In November 2006, ministers representing the world’s major fusion research communities signed the agreement formally establishing the international project ITER. Sited at Cadarache in France, the project involves China, the European Union (including Switzerland), India, Japan, the Russian Federation, South Korea and the United States. ITER is a critical step in the development of fusion energy: its role is to confirm the feasibility of exploiting magnetic confinement fusion for the production of energy for peaceful purposes by providing an integrated demonstration of the physics and technology required for a fusion power plant. The ITER tokamak is designed to study the “burning plasma” regime in deuterium-tritium (D-T) plasmas by achieving a fusion amplification factor, Q (the ratio of fusion output power to plasma heating input power), of 10 for several hundreds of seconds with a nominal fusion power output of 500MW. It is also intended to allow the study of steady-state plasma operation at Q≥5 by means of non-inductive current drive, preparing the way for fusion power plants to operate continuously.

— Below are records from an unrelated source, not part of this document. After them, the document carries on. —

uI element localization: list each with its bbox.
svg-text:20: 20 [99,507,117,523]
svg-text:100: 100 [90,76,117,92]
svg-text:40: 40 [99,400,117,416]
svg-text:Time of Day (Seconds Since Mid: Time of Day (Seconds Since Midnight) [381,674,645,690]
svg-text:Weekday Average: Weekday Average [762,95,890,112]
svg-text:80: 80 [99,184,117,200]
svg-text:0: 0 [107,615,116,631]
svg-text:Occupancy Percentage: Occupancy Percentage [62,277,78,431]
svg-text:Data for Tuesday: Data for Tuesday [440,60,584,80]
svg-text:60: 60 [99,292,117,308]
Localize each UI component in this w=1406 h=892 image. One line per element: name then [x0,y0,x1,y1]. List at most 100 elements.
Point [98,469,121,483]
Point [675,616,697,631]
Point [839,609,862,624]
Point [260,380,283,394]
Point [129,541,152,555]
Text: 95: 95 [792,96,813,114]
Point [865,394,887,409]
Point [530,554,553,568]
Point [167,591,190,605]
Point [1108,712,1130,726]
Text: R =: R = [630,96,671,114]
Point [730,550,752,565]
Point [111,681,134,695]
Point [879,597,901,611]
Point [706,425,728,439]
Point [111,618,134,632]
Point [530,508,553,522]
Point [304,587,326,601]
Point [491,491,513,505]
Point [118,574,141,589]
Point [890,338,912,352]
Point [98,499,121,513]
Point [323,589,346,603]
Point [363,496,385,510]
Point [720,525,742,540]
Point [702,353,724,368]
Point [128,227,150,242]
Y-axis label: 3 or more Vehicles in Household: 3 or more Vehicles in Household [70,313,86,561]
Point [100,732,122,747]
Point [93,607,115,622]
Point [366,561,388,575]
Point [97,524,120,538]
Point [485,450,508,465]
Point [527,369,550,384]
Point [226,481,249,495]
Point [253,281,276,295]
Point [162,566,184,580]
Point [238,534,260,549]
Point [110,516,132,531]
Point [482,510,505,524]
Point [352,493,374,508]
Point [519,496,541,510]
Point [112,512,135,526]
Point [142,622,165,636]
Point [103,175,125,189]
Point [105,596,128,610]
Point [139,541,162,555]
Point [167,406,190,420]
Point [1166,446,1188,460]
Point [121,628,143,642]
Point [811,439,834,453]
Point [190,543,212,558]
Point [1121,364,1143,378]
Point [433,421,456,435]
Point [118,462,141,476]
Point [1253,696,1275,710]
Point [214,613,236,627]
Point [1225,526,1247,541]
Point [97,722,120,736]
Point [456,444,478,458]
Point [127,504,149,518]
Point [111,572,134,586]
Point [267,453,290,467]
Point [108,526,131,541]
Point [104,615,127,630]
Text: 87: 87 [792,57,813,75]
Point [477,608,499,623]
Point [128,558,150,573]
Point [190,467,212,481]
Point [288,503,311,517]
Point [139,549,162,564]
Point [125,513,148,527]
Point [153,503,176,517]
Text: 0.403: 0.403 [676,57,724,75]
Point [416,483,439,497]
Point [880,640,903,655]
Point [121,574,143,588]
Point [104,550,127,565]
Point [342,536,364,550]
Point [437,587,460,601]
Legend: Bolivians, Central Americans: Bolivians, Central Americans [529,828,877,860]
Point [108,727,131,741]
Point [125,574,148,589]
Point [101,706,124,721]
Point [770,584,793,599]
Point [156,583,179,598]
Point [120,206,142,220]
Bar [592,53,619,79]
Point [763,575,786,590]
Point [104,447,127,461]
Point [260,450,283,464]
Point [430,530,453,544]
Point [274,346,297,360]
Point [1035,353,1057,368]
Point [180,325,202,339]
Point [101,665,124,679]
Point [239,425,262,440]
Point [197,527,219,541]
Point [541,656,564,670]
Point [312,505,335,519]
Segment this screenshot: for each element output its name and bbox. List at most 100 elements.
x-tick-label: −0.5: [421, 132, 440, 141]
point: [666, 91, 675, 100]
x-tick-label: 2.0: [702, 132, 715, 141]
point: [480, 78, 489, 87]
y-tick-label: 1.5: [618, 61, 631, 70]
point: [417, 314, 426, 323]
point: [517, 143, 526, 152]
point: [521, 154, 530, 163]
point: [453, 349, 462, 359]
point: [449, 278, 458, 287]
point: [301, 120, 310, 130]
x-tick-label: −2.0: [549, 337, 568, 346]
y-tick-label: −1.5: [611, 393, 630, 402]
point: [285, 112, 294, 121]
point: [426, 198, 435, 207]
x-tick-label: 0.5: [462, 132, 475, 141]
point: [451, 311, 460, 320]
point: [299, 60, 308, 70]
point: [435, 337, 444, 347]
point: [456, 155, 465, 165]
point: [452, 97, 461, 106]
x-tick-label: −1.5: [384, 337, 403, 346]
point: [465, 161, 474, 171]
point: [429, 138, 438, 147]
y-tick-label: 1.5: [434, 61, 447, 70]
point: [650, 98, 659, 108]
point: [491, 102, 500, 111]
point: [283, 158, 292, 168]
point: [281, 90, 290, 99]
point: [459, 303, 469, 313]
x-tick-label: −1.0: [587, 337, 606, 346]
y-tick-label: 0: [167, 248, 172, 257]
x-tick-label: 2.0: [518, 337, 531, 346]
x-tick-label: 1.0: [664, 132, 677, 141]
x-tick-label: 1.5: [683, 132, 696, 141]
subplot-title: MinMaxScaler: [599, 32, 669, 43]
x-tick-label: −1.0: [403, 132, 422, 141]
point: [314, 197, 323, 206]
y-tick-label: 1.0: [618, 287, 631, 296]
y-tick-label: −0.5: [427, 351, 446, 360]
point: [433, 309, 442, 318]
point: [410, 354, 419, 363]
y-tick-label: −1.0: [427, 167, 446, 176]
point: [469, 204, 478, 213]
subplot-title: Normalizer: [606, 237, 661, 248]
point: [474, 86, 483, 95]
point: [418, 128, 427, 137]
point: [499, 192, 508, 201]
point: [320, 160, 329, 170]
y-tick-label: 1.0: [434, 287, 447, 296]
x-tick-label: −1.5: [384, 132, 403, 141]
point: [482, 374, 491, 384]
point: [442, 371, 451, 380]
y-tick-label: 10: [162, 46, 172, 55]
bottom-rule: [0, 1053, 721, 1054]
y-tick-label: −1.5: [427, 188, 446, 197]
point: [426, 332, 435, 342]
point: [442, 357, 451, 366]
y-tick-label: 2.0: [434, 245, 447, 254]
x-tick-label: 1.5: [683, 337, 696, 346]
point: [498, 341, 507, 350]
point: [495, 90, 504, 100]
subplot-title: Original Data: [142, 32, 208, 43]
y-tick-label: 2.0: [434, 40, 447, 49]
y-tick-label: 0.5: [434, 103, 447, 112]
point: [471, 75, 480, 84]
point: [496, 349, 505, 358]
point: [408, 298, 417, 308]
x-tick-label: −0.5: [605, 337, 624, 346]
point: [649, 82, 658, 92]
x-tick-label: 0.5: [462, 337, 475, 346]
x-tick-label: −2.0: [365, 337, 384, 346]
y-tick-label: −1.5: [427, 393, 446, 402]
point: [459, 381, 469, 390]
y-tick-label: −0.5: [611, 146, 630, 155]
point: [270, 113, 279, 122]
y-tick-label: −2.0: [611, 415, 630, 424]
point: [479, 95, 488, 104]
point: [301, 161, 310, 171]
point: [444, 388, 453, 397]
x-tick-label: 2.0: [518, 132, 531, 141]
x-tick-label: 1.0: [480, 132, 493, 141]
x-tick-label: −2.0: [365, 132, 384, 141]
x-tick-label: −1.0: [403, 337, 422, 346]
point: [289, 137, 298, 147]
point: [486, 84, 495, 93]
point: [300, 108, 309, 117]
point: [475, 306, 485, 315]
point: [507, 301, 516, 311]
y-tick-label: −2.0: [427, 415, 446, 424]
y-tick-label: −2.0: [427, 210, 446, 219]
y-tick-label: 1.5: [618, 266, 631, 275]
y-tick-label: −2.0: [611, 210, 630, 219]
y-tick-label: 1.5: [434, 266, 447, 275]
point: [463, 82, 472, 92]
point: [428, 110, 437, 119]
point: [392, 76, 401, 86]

ITER relies on the “tokamak” magnetic confinement concept. In the first of 2 lectures, the essential elements of fusion power production in terrestrial plasmas will be summarized, key physics concepts of the magnetic confinement approach to the production of fusion plasmas introduced and the principal magnetic confinement configurations illustrated. The major characteristics of the tokamak will be discussed and the basis for the estimation of fusion power production in magnetically confined plasmas outlined. A brief comparison with the main physics and technology concepts relating to inertial confinement fusion will also be presented. The lecture will conclude with an introduction to the major elements of the ITER design.
The second lecture will explore some of the key physics phenomena which govern the behaviour of magnetic fusion plasmas and which have been the subject of intense research during the past 50 years: plasma confinement, magnetohydrodynamic stability and plasma-wall interactions encompass the major areas of plasma physics which must be understood to assemble an overall description of fusion plasma behaviour. In addition, as fusion plasmas approach the “burning plasma” regime, where internal heating due to fusion products dominates other forms of heating, the physics of the interaction between the α-particles produced by D-T fusion reactions and the thermal “background” plasma becomes significant. This lecture will also introduce the basic physics of fusion plasma production, plasma heating and current drive, and plasma measurements (“diagnostics”).